En enrichissant l’argumentaire, je rappelle que des normes internationales existent pour le transport et le stockage de matières nucléaires et que leur application n’est pas optionnelle. Des exemples étrangers montrent les conséquences d’un mauvais emplacement: un incendie de dépôt, même sans dispersion massive, suffit à immobiliser des semaines d’activité aéroportuaire et à laisser des populations en insécurité durable. Comparer ce stockage à un dépôt de produits chimiques en zone urbaine éclaire la gravité du pari pris par les autorités. Comparer la situation à un site industriel isolé met en relief l’erreur de jugement: la sécurité n’est pas une variable d’ajustement.

Les agences internationales recommandent des zones tampons mesurées en kilomètres selon la quantité et la nature du matériau. Les autorités locales doivent rendre publiques les évaluations de risque et permettre l’audit par des experts indépendants. Sans informations publiques, la confiance s’effrite et la colère monte, légitimement.

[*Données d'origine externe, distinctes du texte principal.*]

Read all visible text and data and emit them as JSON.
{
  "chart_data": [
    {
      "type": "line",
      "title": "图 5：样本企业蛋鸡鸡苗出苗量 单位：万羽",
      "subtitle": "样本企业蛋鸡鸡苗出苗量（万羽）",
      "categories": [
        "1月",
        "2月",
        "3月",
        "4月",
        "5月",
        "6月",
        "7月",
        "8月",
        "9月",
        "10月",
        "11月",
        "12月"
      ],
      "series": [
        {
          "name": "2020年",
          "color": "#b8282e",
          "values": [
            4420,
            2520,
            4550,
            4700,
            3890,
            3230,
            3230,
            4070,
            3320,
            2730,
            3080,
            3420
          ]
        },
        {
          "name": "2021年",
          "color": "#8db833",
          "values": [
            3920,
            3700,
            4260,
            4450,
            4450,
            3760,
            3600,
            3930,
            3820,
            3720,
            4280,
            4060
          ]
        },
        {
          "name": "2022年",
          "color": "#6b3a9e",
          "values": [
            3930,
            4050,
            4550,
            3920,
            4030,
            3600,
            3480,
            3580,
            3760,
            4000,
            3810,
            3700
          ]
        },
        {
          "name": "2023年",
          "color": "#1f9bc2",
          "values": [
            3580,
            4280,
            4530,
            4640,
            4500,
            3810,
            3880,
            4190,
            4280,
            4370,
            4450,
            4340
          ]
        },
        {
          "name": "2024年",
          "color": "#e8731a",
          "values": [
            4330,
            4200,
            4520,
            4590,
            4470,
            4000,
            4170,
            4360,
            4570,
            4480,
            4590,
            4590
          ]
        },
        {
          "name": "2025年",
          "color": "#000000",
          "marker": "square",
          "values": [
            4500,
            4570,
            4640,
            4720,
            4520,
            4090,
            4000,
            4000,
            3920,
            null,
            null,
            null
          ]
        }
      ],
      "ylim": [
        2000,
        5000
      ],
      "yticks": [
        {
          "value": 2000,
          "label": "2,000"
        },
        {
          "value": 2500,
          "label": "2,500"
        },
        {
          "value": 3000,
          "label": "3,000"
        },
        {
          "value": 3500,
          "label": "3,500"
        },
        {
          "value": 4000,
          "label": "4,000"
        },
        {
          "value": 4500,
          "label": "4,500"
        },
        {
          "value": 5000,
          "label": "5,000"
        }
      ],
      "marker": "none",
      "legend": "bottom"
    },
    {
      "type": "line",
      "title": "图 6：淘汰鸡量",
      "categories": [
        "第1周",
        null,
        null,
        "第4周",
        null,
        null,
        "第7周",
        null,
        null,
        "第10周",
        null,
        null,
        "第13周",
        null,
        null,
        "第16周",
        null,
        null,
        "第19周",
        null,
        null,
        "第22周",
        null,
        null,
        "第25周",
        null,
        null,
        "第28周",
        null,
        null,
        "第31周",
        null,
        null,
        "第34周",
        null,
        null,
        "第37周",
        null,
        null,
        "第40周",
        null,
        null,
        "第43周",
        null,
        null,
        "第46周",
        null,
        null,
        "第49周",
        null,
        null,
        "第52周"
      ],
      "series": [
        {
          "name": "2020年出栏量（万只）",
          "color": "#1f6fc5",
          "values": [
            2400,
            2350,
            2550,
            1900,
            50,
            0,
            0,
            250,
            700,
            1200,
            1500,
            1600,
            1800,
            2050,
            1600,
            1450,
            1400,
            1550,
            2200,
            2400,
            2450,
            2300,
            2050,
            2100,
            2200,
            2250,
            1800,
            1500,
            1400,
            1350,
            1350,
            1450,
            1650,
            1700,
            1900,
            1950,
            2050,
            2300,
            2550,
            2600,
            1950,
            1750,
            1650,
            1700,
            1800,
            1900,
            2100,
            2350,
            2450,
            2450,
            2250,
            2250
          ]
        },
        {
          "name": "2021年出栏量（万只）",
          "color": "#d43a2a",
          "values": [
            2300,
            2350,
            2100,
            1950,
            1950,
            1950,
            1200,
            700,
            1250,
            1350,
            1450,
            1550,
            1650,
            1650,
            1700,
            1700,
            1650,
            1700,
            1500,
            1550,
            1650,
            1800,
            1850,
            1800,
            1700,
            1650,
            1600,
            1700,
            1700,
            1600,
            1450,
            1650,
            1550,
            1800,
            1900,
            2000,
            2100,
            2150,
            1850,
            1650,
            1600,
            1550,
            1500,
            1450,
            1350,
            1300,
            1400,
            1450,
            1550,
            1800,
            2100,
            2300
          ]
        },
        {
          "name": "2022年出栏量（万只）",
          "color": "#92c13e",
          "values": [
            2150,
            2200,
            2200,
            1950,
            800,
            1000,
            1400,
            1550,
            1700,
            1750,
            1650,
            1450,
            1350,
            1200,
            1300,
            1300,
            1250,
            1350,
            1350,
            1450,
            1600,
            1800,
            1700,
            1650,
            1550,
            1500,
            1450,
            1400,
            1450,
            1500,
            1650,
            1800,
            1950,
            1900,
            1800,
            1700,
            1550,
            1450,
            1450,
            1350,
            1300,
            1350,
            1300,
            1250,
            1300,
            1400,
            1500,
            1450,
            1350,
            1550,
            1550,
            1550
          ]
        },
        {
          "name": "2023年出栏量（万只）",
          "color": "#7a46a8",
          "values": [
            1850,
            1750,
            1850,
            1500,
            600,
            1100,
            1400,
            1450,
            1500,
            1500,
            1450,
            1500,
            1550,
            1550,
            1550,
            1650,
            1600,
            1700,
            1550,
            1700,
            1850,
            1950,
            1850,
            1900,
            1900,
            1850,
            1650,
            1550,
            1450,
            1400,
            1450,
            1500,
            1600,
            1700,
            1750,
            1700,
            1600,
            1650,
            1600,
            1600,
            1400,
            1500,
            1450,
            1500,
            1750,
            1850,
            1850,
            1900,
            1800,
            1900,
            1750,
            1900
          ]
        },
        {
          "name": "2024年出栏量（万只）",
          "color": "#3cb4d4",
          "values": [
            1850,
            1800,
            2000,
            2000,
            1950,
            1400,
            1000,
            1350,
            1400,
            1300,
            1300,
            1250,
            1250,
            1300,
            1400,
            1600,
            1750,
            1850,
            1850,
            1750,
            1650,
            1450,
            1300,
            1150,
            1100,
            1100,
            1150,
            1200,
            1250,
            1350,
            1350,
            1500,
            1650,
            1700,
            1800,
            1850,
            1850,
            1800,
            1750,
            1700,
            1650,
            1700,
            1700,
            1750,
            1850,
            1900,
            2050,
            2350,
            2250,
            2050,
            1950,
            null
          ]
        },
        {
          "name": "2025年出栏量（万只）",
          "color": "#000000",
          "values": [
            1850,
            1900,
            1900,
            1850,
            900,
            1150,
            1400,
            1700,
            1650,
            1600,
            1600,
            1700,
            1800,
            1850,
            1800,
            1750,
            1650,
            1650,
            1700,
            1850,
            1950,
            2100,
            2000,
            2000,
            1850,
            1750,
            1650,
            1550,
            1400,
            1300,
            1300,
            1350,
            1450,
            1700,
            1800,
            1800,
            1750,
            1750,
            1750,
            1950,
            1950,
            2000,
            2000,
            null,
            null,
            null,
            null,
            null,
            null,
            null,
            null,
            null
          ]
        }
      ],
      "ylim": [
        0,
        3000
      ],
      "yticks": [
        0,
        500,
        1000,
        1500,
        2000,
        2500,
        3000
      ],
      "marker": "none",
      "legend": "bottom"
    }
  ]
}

Je demande que la question du stockage d’uranium près de l’aéroport soit traitée comme une urgence de sécurité civile et non comme un détail logistique. J’affirme que maintenir un tel entrepôt à cet emplacement relève d’une négligence dangereuse et inexcusable envers les citoyens. Il est impensable de continuer à accepter des décisions qui mettent en péril des vies pour des raisons de confort opérationnel. Les autorités doivent assumer leur responsabilité, expliquer clairement les mesures prises et, si nécessaire, transférer immédiatement la cargaison vers un site sûr afin d’éviter que la peur ne se transforme en drame.

Article opinion écrit par le créateur de contenu : Dav Sambou.